Legion
Legion copied to clipboard
GPU-initiated Large-scale GNN System
Legion is a GPU-initiated system with multi-GPU cache for large-scale GNN training.
$ git clone https://github.com/RC4ML/Legion.git
1. Hardware
Hardware Used in Our Paper
All platforms are bare-metal machines. Table 1
| Platform | CPU-Info | #sockets | #NUMA nodes | CPU Memory | PCIe | GPUs | NVLinks |
|---|---|---|---|---|---|---|---|
| DGX-V100 | 96*Intel(R) Xeon(R) Platinum 8163 CPU @2.5GHZ | 2 | 1 | 384GB | PCIe 3.0x16, 4*PCIe switches, each connecting 2 GPUs | 8x16GB-V100 | NVLink Bridges, Kc = 2, Kg = 4 |
| Siton | 104*Intel(R) Xeon(R) Gold 5320 CPU @2.2GHZ | 2 | 2 | 1TB | PCIe 4.0x16, 2*PCIe switches, each connecting 4 GPUs | 8x40GB-A100 | NVLink Bridges, Kc = 4, Kg = 2 |
| DGX-A100 | 128*Intel(R) Xeon(R) Platinum 8369B CPU @2.9GHZ | 2 | 1 | 1TB | PCIe 4.0x16, 4*PCIE switches, each connecting 2 GPUs | 8x80GB-A100 | NVSwitch, Kc = 1, Kg = 8 |
Kc means the number of groups in which GPUs connect each other. And Kg means the number of GPUs in each group.
2. Software
Legion's software is light-weighted and portable.
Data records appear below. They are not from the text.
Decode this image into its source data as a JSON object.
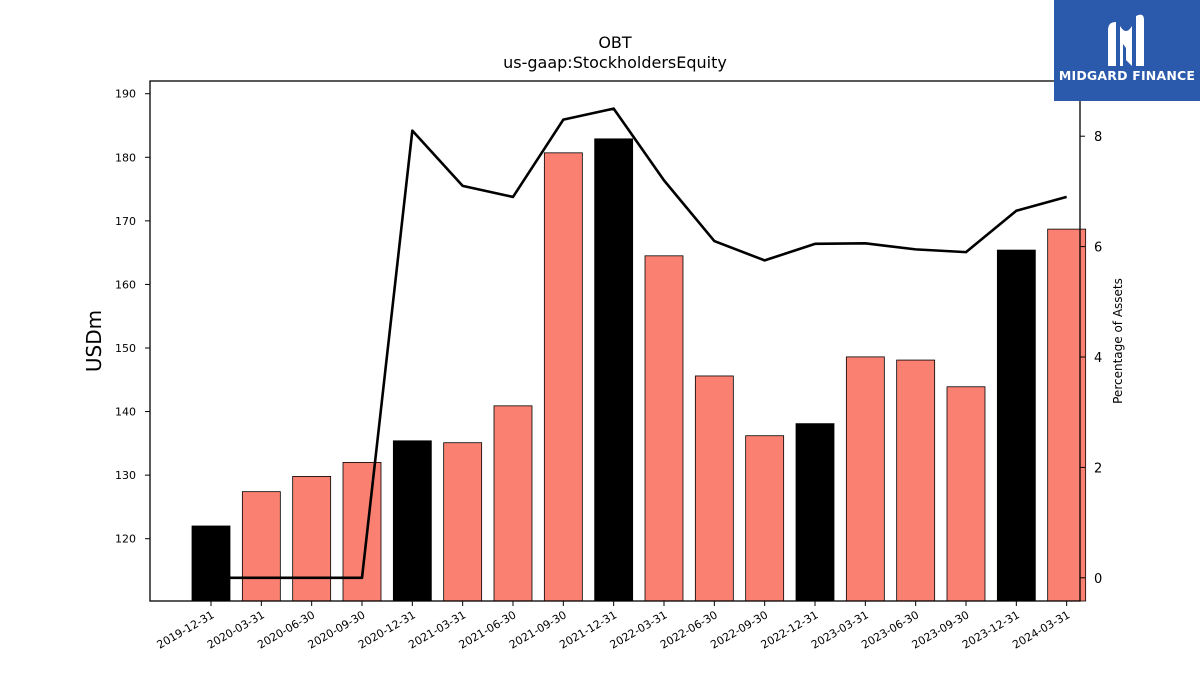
{
  "title": "OBT",
  "subtitle": "us-gaap:StockholdersEquity",
  "logo": {
    "text": "MIDGARD FINANCE",
    "background": "#2b5aad"
  },
  "chart_data": {
    "type": "bar",
    "categories": [
      "2019-12-31",
      "2020-03-31",
      "2020-06-30",
      "2020-09-30",
      "2020-12-31",
      "2021-03-31",
      "2021-06-30",
      "2021-09-30",
      "2021-12-31",
      "2022-03-31",
      "2022-06-30",
      "2022-09-30",
      "2022-12-31",
      "2023-03-31",
      "2023-06-30",
      "2023-09-30",
      "2023-12-31",
      "2024-03-31"
    ],
    "bars": {
      "values": [
        122.0,
        127.4,
        129.8,
        132.0,
        135.4,
        135.1,
        140.9,
        180.7,
        182.9,
        164.5,
        145.6,
        136.2,
        138.1,
        148.6,
        148.1,
        143.9,
        165.4,
        168.7
      ],
      "colors": [
        "#000000",
        "#fa8072",
        "#fa8072",
        "#fa8072",
        "#000000",
        "#fa8072",
        "#fa8072",
        "#fa8072",
        "#000000",
        "#fa8072",
        "#fa8072",
        "#fa8072",
        "#000000",
        "#fa8072",
        "#fa8072",
        "#fa8072",
        "#000000",
        "#fa8072"
      ]
    },
    "line": {
      "values": [
        0,
        0,
        0,
        0,
        8.1,
        7.1,
        6.9,
        8.3,
        8.5,
        7.2,
        6.1,
        5.75,
        6.05,
        6.06,
        5.95,
        5.9,
        6.65,
        6.9
      ],
      "color": "#000000"
    },
    "ylabel": "USDm",
    "y2label": "Percentage of Assets",
    "ylim": [
      110.2,
      192.0
    ],
    "y2lim": [
      -0.42,
      9.0
    ],
    "yticks": [
      120,
      130,
      140,
      150,
      160,
      170,
      180,
      190
    ],
    "y2ticks": [
      0,
      2,
      4,
      6,
      8
    ],
    "grid": false
  }
}
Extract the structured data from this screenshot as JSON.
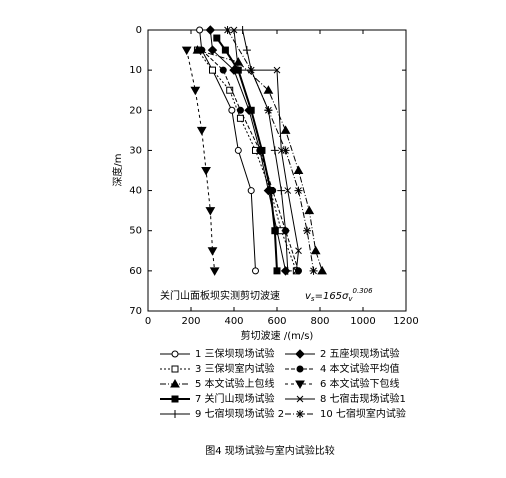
{
  "chart_data": {
    "type": "line",
    "caption": "图4  现场试验与室内试验比较",
    "annotation": "关门山面板坝实测剪切波速",
    "formula": {
      "v": "v",
      "sub": "s",
      "eq": "=165σ",
      "sub2": "v",
      "sup": "0.306"
    },
    "xlabel": "剪切波速 /(m/s)",
    "ylabel": "深度/m",
    "xlim": [
      0,
      1200
    ],
    "xticks": [
      0,
      200,
      400,
      600,
      800,
      1000,
      1200
    ],
    "ylim": [
      70,
      0
    ],
    "yticks": [
      0,
      10,
      20,
      30,
      40,
      50,
      60,
      70
    ],
    "series": [
      {
        "name": "1 三保坝现场试验",
        "color": "#000",
        "marker": "circle-open",
        "dash": "",
        "x": [
          240,
          250,
          300,
          390,
          420,
          480,
          500
        ],
        "values": [
          0,
          5,
          10,
          20,
          30,
          40,
          60
        ]
      },
      {
        "name": "2 五座坝现场试验",
        "color": "#000",
        "marker": "diamond",
        "dash": "",
        "x": [
          290,
          300,
          400,
          470,
          520,
          560,
          600,
          640
        ],
        "values": [
          0,
          5,
          10,
          20,
          30,
          40,
          50,
          60
        ]
      },
      {
        "name": "3 三保坝室内试验",
        "color": "#000",
        "marker": "square-open",
        "dash": "2,2",
        "x": [
          230,
          300,
          380,
          430,
          500,
          570,
          620,
          690
        ],
        "values": [
          5,
          10,
          15,
          22,
          30,
          40,
          50,
          60
        ]
      },
      {
        "name": "4 本文试验平均值",
        "color": "#000",
        "marker": "circle",
        "dash": "4,2",
        "x": [
          250,
          350,
          430,
          520,
          580,
          640,
          700
        ],
        "values": [
          5,
          10,
          20,
          30,
          40,
          50,
          60
        ]
      },
      {
        "name": "5 本文试验上包线",
        "color": "#000",
        "marker": "triangle",
        "dash": "6,2,1,2",
        "x": [
          230,
          420,
          560,
          640,
          700,
          750,
          780,
          810
        ],
        "values": [
          5,
          8,
          15,
          25,
          35,
          45,
          55,
          60
        ]
      },
      {
        "name": "6 本文试验下包线",
        "color": "#000",
        "marker": "triangle-down",
        "dash": "3,3",
        "x": [
          180,
          220,
          250,
          270,
          290,
          300,
          310
        ],
        "values": [
          5,
          15,
          25,
          35,
          45,
          55,
          60
        ]
      },
      {
        "name": "7 关门山现场试验",
        "color": "#000",
        "marker": "square",
        "dash": "",
        "x": [
          320,
          360,
          420,
          480,
          530,
          570,
          590,
          600
        ],
        "values": [
          2,
          5,
          10,
          20,
          30,
          40,
          50,
          60
        ]
      },
      {
        "name": "8 七宿击现场试验1",
        "color": "#000",
        "marker": "x",
        "dash": "",
        "x": [
          400,
          420,
          600,
          620,
          650,
          700,
          690
        ],
        "values": [
          0,
          10,
          10,
          30,
          40,
          55,
          60
        ]
      },
      {
        "name": "9 七宿坝现场试验 2",
        "color": "#000",
        "marker": "plus",
        "dash": "",
        "x": [
          440,
          460,
          480,
          560,
          590,
          620,
          640,
          650
        ],
        "values": [
          0,
          5,
          10,
          20,
          30,
          40,
          50,
          60
        ]
      },
      {
        "name": "10 七宿坝室内试验",
        "color": "#000",
        "marker": "star",
        "dash": "6,2,1,2",
        "x": [
          370,
          480,
          560,
          640,
          700,
          740,
          770
        ],
        "values": [
          0,
          10,
          20,
          30,
          40,
          50,
          60
        ]
      }
    ]
  }
}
Here we list some tested environment.
-
Nvidia Driver Version: 515.43.04
-
CUDA 11.7
-
GCC/G++ 11.4.0
-
OS: Ubuntu(other linux systems are ok)
-
Intel PCM(according to OS version)
$ wget https://download.opensuse.org/repositories/home:/opcm/xUbuntu_18.04/amd64/pcm_0-0+651.1_amd64.deb
- pytorch-cu117, torchmetrics
$ pip3 install torch-cu1xx
- dgl 1.1.0
$ pip3 install dgl -f https://data.dgl.ai/wheels/cu1xx/repo.html
- MPI-3.1
3. Prepare Datasets and Graph Partitioning
Datasets are from OGB (https://ogb.stanford.edu/), Standford-snap (https://snap.stanford.edu/), and Webgraph (https://webgraph.di.unimi.it/). Here is an example of preparing datasets for Legion.
Uk-Union Datasets
Refer to README in dataset directory for more instructions
$ bash prepare_datasets.sh
Partition Uk-Union
gpu_num represents all gpu numbers you want to use, Legion will partition the graph according to underlying NVlink topology Note that this step would consume a large volume of CPU memory.
$ python graph_partitioning.py --dataset_name 'ukunion' --gpu_num 2
4. Build Legion from Source
$ bash build.sh
4. Run Legion
There are three steps to train a GNN model in Legion. In these steps, you need to change to root user for PCM. (2024.3.11, to solve PCM bugs for general platforms, I disable PCM for now)
Step 1. Open msr by root for PCM
$ modprobe msr
Step 2. Start Legion Server
$ python legion_server.py --dataset_path 'dataset' --dataset_name ukunion --train_batch_size 8000 --fanout [25,10] --gpu_number 2 --epoch 2 --cache_memory 38000000
Step 3. Run Legion Training
After Legion outputs "System is ready for serving", then start training by:
$ python training_backend/legion_graphsage.py --class_num 2 --features_num 128 --hidden_dim 256 --hops_num 2 --gpu_number 2 --epoch 2
I will continusly work on this to improve the running process for easier use.
Cite this work
If you use it in your paper, please cite our work
@inproceedings {sun2023legion,
author = {Jie Sun and Li Su and Zuocheng Shi and Wenting Shen and Zeke Wang and Lei Wang and Jie Zhang and Yong Li and Wenyuan Yu and Jingren Zhou and Fei Wu},
title = {Legion: Automatically Pushing the Envelope of Multi-GPU System for Billion-Scale GNN Training},
booktitle = {2023 USENIX Annual Technical Conference (USENIX ATC 23)},
year = {2023},
pages = {165--179}
}
Future Features of Legion
We will open-source SSD support for Legion in the future.